There is a ram in the middle of the piston that the cable attaches to. The vehicle is moved up and down by putting air on one side of the ram or the other and forcing the ram to move in that direction, pulling the cable with it and pushing the vehicle in the opposite direction. To propel the vehicle up, air is introduced to the top side of the ram, pushing it down. To launch the vehicle down, air on the bottom side of the ram pushes it in the opposite direction. Compressed air is supplied by four large 150 kW compressors which operate continuously.
The piston and cylinder are both about 25 cm in diameter, so no air can get past the cylinder, and the piston is forced to shoot up through the cylinder. While operating pressure is about 75 kW on the ride, only about 30 kW are required to actually propel the cylinders.

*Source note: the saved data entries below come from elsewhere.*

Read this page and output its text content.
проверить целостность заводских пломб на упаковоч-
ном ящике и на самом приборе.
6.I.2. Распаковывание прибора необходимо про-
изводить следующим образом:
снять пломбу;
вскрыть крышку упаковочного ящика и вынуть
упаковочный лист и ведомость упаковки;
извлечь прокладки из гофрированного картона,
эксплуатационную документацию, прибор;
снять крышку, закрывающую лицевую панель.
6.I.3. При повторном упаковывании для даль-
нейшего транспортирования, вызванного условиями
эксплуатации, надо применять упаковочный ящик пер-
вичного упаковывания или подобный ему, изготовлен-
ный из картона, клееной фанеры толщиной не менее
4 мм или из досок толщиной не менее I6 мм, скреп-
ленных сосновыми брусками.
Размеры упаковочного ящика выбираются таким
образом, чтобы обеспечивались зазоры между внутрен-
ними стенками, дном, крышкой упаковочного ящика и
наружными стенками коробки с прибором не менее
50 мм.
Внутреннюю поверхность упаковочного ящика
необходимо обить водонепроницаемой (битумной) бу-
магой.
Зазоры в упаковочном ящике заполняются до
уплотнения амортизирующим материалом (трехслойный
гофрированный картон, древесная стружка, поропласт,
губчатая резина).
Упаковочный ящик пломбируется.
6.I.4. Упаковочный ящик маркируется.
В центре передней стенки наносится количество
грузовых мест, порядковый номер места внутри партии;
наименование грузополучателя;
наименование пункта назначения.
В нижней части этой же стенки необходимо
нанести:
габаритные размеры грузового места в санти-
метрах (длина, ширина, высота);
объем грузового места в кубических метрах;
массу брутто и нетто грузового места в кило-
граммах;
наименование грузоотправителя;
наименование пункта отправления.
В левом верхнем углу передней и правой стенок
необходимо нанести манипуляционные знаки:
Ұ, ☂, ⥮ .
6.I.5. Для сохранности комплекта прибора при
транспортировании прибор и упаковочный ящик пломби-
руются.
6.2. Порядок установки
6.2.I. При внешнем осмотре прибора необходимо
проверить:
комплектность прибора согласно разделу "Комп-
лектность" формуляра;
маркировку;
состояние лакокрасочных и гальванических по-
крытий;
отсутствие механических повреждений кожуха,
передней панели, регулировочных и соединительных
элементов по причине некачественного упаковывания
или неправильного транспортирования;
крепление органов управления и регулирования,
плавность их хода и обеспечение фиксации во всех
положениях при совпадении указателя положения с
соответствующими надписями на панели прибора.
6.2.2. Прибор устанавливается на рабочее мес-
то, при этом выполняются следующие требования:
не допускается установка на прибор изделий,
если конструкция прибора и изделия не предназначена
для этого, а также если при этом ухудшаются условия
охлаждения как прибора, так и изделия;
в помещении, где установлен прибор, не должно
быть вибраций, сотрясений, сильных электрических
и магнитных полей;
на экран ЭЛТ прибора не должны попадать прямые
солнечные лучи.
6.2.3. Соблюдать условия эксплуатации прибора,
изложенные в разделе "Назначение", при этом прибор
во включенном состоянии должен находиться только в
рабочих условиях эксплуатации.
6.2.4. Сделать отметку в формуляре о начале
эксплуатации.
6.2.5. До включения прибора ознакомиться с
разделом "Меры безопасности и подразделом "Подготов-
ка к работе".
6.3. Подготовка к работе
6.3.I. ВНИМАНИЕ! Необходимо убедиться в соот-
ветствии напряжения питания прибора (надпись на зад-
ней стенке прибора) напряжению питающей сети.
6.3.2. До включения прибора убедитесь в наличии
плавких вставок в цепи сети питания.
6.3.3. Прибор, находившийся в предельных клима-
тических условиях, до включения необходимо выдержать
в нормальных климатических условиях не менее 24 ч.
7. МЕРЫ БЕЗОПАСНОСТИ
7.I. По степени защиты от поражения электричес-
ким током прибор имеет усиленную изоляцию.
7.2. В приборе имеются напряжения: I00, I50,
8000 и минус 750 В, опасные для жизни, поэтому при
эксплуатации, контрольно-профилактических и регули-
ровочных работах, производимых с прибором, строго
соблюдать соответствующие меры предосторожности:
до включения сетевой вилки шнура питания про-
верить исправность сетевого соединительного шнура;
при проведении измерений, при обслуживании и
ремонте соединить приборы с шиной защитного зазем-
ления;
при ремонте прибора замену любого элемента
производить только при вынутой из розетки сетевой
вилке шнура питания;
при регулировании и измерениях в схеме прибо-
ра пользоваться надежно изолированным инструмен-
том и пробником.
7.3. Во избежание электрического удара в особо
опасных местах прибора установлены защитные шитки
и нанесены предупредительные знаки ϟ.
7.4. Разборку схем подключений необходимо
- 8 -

“Everything is redundant. There are four cables on each side of each leg, so the vehicle is supported by four independent cables and any one of these can work alone, so there is a four in one safety factor,” he adds.
Not only does the air cylinder’s piston act as the thrusting force, it can also act as a brake. “The cylinders that form the piston walls have holes drilled in,” Jasper continues. “As the ram moves up to the top, air escapes on the top side of the ram through the holes and is vented to the atmosphere. So you pressurise the bottom side. When the hole is covered up by the ram, the air on the top side of the piston is captured and acts as a brake as the air compresses and begins to act as a resistant force so the cylinder will begin to slow the vehicle and finally bring it to a halt. It then recoils in the opposite direction as if it were a spring so the whole thing moves up and down like a bungee cord.”
On the negative side the Power Tower is a bit of an energy hog. It wasn’t designed with energy efficiency in mind. However, an interesting thing about the control system is that it weighs the vehicle with the passengers and then calculates how much air it will need. This generally varies from 4 to 6 bar. This saves energy and results in performance consistency.
Previously drop rides were smaller and needed mechanical systems to get them moving. “Pneumatics is the only technology that can shoot vehicles earthward at speeds greater than gravity. It’s also clean, reliable and maintenance-free and a quick way to get an exciting launch. It’s amazing to see the ride move – it’s a drop ride on steroids,” Jasper concludes.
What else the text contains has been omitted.